Солдаты видели, как все тот же человек в черном халате уже без вил, угнув голову и зажимая ладонями шею, спустился с крыльца и, клонясь вперед, пошел прочь. Уже смеркалось, и солдаты не разглядели сыпавшиеся за человеком частые гроздья крови.

Петруччио упал в сани, и лошадь привычно потрусила по дороге на ферму. Он не ощущал боли, только страх. Кровь толчками била в пальцы, прижимавшие рану на шее. Сколько раз в последние годы краснозадый волосатик понуждал его к самоубийству. И всегда Петра останавливала мысль о Наталье: «Всю жизнь потом ей с этим жить, мучиться».

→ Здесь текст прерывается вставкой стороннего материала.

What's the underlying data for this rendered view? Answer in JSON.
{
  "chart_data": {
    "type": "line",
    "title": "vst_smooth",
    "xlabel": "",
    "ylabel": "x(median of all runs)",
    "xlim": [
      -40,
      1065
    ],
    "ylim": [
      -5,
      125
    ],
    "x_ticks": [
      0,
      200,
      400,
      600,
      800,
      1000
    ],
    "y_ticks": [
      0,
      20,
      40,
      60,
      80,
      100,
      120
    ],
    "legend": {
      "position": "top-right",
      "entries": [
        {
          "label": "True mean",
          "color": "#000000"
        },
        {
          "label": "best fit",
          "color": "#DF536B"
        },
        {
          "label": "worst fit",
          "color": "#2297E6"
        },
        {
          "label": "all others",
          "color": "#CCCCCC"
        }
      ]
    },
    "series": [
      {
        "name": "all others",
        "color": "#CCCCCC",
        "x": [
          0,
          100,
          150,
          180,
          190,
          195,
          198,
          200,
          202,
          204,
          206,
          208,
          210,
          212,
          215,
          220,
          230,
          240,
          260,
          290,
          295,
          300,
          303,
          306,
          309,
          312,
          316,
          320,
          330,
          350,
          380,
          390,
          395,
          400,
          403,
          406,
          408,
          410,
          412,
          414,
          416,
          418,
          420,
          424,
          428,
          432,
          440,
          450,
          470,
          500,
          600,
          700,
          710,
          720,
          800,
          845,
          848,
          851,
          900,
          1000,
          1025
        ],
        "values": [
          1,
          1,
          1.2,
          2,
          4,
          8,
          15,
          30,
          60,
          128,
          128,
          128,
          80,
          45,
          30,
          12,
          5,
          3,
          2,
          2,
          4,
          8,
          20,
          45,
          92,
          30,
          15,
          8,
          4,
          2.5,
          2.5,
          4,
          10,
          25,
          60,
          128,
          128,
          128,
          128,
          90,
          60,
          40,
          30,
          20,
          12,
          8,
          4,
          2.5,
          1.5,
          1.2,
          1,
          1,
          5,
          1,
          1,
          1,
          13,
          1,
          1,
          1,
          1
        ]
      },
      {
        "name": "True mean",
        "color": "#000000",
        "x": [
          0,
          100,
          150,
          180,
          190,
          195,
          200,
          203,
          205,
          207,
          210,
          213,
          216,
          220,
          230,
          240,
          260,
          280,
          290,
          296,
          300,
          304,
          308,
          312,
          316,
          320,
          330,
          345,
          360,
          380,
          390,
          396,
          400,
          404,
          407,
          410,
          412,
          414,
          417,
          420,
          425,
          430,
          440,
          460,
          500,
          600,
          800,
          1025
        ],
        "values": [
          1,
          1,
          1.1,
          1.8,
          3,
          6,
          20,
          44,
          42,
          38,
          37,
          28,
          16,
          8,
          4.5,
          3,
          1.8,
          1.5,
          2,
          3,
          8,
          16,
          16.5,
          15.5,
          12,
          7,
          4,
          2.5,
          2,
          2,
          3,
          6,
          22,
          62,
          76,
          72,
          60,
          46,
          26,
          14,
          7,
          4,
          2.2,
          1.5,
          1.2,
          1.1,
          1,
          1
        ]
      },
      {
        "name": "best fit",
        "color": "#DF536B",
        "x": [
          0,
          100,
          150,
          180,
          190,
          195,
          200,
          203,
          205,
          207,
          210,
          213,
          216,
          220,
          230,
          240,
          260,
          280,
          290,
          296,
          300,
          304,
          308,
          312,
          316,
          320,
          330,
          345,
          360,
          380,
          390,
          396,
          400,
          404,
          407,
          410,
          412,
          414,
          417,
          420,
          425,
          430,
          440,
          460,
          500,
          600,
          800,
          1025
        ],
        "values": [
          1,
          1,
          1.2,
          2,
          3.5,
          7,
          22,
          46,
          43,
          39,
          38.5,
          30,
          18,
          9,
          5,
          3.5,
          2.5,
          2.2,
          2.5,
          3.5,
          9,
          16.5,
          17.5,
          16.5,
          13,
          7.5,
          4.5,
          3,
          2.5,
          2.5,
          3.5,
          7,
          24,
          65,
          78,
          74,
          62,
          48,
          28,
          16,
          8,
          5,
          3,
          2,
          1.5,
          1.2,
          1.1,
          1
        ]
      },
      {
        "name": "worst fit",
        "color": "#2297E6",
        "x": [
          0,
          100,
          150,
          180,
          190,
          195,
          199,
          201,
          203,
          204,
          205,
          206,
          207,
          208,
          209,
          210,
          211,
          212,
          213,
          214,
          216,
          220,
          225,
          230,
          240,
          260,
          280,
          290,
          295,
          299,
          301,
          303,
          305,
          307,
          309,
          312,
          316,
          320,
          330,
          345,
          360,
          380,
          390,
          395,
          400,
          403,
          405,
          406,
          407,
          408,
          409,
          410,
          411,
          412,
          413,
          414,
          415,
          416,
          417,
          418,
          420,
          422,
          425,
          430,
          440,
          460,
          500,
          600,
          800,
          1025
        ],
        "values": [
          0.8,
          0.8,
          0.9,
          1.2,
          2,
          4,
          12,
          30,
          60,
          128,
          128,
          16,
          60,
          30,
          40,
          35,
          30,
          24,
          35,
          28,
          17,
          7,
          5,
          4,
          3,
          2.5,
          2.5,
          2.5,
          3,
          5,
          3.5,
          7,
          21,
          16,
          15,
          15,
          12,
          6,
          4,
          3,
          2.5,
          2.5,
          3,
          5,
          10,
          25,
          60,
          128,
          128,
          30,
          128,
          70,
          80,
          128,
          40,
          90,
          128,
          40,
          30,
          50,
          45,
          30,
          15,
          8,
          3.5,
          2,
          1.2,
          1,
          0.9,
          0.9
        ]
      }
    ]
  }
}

Он не думал о самоубийстве, когда, зажимая рану, бежал к саням. Но какой-то внутренний ступор не дал ему закричать, позвать на помощь… Он просто уткнулся лицом в холодную солому и опустил руку, зажимавшую рану «Наташа, я не спас ее и сам вот так… Что с ней? Если бы эти псы кого-то разорвали, их бы убили на месте… — Мысли были ясные и трезвые… — Она огорчится, будет страдать… Люблю ее как никогда никого на свете…» При этой мысли его сердце забилось сильнее и чаще, с каждым толчком крови укорачивая быстро исходящую из его тела жизнь. Что жизнь, если любовь смелее смерти? И тот клочок Венькиного письма, который решил ее судьбу — все искуплено, смыто пульсирующей из расхваченной Майконгом артерии кровью.

Она уже не виделась ему как на любимом фото — в васильковом платье, с лицом, спрятанным в охапку черемухи. Она стояла невидимая высоко на вершине. По чудному свету, струившемуся с этой вершины, он знал, что она там. Сильные и красивые парни в трепещущих на ветру рубахах поднимались на этот зовущий свет. Оскальзывались, летели вниз по ледяному склону. Этот свет притягивал, звал его. И он тоже вышел на крутой ледовый склон. В каждой руке его очутилось по ледорубу. Он поднимался, с маху поочередно вонзая титановые клювы. Осколки льда осыпали лицо. Ветер рвал на нем красную рубаху. Но он восходил легко и радостно. Краснозадый волосатик пытался ползти за ним. Скреб перепончатыми лапками, соскальзывал, тянул вверх коготки, верещал…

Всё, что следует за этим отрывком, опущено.